Friday, February 6, 2015

As the crowd slowly enters The Hi-Fi Bar and Ballroom amongst a buzz of quiet anticipation, plumes of dry ice shoot through the air. Sitting in a semi-circle faced towards the stage, they appear unexpectedly informal, giving the impression of being in a studio space rather than one of the most prominent live music venues in Melbourne. Luke Howard sits at his keyboard, and begins to play heart-wrenching, tenderly ominous pieces to the audience sitting entranced before him. After every number a new member enters, eventually coming together to form a four-piece band. This endearing quartet transitioned seamlessly through progressive melodies, bringing the softest sounds to almost orchestral crescendo, only to fall back as if taking a deep breath, a sigh of relief. Luke Howard had set the tone for what was to be a beautiful night of eclectic talent.

With MY DISCO’s imminence well known to the crowd, they began to take a familiar shape as people from front to back stood eagerly. Dry ice continued to float across the stage, and a reserved excitement grew amongst the building audience. From the darkness, a deep rumbling bass drum shook the building, and a guitar’s feedback distorted almost to the point that it was unrecognizable as conventional sound. Deep intermittent vocals, often only one line, could be heard falling in and out of prominence. The hard, driven percussion led them to rise and fall, like the beating of a heart. What was particularly captivating about MY DISCO, was their ability to transition effortlessly from slow minimalist murmurs to climatic, layered and organized chaos; a kind of intentional insanity. The use of silence was particularly effective in boldly punctuating each rhythmic section, and came together with the at times abrasive strobe lights to produce an intense audiovisual experience.

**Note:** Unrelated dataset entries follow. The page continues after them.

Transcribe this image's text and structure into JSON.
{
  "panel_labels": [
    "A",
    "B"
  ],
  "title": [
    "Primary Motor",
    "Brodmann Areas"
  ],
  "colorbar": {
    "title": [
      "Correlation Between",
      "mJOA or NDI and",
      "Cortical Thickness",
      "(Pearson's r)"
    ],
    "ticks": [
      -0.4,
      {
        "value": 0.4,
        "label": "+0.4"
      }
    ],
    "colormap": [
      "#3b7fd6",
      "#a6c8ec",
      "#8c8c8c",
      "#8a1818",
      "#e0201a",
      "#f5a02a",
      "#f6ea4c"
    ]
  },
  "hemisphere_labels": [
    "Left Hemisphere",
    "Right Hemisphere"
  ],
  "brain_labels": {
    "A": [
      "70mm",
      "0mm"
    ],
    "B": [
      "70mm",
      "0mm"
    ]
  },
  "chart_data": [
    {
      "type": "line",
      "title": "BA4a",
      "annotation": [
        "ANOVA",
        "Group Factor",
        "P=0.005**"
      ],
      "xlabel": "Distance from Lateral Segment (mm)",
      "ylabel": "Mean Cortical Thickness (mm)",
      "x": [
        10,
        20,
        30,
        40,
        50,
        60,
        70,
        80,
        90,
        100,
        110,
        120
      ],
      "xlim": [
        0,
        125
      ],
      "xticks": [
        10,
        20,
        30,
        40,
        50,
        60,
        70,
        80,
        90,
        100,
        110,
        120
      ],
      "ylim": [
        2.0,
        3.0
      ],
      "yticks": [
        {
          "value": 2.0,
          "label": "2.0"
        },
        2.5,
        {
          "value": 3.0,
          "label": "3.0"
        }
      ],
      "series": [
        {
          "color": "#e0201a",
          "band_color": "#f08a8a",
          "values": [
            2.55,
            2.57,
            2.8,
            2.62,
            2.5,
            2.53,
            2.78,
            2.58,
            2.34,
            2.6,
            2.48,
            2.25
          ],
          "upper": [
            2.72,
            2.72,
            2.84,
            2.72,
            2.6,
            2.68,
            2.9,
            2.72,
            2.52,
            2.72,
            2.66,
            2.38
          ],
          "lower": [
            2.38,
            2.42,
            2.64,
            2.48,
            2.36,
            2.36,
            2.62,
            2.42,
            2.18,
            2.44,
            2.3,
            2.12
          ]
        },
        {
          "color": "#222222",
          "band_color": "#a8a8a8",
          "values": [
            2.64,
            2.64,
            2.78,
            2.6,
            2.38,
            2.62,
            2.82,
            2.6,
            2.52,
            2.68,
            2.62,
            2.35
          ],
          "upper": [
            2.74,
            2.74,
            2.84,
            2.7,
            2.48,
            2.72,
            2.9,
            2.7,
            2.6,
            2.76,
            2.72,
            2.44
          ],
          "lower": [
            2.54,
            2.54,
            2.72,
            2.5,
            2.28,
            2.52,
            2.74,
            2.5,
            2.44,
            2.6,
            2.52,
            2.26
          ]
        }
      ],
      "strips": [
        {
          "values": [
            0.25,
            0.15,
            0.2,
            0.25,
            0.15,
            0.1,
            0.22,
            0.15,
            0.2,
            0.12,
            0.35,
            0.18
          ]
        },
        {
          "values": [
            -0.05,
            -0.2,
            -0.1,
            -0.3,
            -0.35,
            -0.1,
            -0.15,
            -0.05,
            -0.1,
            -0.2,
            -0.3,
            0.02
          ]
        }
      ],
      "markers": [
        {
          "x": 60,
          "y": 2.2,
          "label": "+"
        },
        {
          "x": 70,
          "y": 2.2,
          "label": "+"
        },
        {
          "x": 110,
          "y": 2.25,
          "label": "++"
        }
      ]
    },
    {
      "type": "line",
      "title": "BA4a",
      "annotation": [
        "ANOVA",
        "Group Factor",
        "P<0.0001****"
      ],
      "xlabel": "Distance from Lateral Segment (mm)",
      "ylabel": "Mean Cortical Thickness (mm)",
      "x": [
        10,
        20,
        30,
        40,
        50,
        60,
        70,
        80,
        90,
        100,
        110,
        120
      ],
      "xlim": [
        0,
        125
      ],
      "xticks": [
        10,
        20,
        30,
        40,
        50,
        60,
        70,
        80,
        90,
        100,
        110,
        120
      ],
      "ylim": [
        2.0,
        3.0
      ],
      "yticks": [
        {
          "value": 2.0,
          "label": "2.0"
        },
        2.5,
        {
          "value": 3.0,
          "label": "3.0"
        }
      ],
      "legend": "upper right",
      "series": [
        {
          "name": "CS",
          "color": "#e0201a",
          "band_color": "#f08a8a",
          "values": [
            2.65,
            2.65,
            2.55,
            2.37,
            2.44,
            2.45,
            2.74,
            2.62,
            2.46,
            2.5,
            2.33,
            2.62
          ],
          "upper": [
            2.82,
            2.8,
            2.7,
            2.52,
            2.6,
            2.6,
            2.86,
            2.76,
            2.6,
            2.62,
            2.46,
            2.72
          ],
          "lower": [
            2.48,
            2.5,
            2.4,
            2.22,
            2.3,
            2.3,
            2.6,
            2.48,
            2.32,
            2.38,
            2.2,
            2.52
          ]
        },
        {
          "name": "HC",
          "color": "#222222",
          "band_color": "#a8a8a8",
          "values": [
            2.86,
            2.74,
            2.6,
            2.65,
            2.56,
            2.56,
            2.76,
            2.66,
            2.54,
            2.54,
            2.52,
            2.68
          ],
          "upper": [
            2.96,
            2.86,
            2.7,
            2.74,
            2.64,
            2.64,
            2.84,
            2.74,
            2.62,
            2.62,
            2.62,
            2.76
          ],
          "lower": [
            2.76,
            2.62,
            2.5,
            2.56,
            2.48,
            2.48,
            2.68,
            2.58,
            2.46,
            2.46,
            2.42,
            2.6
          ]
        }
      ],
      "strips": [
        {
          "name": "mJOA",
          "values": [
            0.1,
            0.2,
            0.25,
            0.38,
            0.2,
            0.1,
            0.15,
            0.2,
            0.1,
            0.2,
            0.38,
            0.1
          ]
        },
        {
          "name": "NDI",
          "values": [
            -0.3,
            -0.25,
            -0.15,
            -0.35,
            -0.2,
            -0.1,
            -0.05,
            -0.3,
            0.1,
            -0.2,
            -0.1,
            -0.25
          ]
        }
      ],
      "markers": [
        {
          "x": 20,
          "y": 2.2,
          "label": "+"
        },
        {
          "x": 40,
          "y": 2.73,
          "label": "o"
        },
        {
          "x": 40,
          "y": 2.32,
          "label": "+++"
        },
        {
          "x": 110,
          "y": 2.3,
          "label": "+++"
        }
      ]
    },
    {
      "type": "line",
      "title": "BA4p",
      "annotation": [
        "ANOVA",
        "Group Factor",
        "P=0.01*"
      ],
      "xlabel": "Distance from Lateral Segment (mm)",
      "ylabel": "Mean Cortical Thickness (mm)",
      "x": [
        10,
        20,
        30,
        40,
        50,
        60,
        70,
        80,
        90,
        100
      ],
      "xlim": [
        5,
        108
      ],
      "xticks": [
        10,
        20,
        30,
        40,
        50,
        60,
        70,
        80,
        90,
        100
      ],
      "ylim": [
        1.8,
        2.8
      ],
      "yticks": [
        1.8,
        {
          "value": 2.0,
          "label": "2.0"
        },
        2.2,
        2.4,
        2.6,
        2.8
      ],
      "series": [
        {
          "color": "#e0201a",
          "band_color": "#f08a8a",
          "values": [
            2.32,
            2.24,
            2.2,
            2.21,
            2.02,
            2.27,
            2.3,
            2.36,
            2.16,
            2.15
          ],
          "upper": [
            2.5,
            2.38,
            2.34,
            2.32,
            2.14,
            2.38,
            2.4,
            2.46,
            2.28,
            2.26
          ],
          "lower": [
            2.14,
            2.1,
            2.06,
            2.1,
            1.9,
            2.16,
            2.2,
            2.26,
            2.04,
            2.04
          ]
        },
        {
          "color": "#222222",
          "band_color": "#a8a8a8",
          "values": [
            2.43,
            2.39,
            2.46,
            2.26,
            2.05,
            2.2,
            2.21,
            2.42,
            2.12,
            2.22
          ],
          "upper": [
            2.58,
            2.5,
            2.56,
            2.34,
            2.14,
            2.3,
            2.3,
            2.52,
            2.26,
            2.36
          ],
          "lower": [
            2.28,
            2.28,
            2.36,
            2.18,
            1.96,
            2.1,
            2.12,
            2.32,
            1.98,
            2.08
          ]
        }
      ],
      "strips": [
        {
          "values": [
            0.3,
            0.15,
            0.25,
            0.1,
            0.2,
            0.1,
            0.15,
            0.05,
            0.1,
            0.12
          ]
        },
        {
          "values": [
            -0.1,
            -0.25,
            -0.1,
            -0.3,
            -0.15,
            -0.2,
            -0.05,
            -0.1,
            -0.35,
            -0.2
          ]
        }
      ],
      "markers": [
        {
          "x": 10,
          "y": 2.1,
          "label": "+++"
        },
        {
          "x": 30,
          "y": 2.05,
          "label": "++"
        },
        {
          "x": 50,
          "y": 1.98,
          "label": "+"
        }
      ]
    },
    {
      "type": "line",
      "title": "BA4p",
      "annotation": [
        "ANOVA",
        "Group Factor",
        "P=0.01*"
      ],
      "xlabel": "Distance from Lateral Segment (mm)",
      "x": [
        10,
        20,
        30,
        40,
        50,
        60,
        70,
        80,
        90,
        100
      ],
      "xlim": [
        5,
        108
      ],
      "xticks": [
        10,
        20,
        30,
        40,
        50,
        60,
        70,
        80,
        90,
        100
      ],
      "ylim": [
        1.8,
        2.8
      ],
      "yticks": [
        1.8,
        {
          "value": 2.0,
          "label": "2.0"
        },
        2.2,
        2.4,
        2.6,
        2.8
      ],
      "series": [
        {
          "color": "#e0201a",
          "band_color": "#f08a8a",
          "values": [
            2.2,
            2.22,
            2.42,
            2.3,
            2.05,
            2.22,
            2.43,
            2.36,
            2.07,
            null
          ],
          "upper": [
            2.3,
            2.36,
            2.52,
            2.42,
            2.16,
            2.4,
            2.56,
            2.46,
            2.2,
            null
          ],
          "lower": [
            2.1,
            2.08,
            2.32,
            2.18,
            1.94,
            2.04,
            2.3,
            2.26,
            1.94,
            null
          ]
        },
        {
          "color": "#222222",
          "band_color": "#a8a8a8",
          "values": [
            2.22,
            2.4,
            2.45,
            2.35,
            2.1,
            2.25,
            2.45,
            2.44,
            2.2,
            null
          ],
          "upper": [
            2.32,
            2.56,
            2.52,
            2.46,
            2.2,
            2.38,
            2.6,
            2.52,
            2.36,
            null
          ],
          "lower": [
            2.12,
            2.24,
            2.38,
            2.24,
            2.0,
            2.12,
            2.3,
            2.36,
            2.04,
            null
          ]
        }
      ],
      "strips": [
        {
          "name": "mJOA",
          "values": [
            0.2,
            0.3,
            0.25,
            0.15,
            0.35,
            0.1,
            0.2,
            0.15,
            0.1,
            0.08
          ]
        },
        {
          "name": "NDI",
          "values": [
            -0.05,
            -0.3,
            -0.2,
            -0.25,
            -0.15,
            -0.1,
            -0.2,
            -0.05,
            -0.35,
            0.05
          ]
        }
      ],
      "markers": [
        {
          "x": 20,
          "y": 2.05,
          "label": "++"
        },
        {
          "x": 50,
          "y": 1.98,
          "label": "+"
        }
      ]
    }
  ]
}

MY DISCO live is reminiscent of watching the most exciting scene of an action movie, coupled with jumping out of your skin at the chilling suspense of a thriller.

Ben Frost came onto the stage to a chorus of cheers, as he endeavored to set up the electronic complexity that lay on an antique wooden table set directly center stage. Anticipation filled the room as the Iceland based, Melbourne born artist fiddled with the two computers, mixer, keyboard and countless plugins before him, while his guitar lay in wait below. Almost everyone was standing now, and where only 2 hours ago The Hi-Fi had felt informal, it was now the unmistakable near capacity Ben Frost spectacular that was to be expected. A visceral, chaotic frenzy from the outset, Frost combined an intensity with which he would lunge at his fold backs guitar in hand, with the gentle ambience that resembled something like the running creek of a forest. With masterful sound design complimented by unpredictable live elements, Frost’s riveting and at times confronting sound mixed syncopated rhythmic intensity, otherworldly effects and driven melodies in an endless stream of unfamiliarity. Each song he played built relentlessly into all-encompassing, cacophonous symphonies of intricately layered sound. Despite the lack of breaks between songs, each sounded like a separate entity; each its own individual journey through a mysterious, unknown world. It was like the soundscape of an alien planet. His stage presence and pure creative energy were astounding to watch, as he let the audience glance into his unmistakable passion. His style has a certain omnipotence; it appeared to be present in each individual fiber of the room. In the walls as they shook, and in people’s chests as each beat of the drum collided with their being. The only thing that seemed even remotely vocal about his set was a heavy breathing ogre-like rumble that made a melodic and atmospheric ambient track unsettling and confronting. One particular highlight, from a set that could be said to have been a highlight from beginning to end, was the last track that Frost played. It gave the distinct impression of being beside a hospital bed, with a lone high pitched synth note that felt to be the life support of a patient whose existence was both the chromatic piano, and the regularly forceful beat of their heart. As his set and the night came to a close, only the heartbeat remained, dramatically punctuating his powerful performance. It was the perfect end to what can only be described as a night of pure musical magic.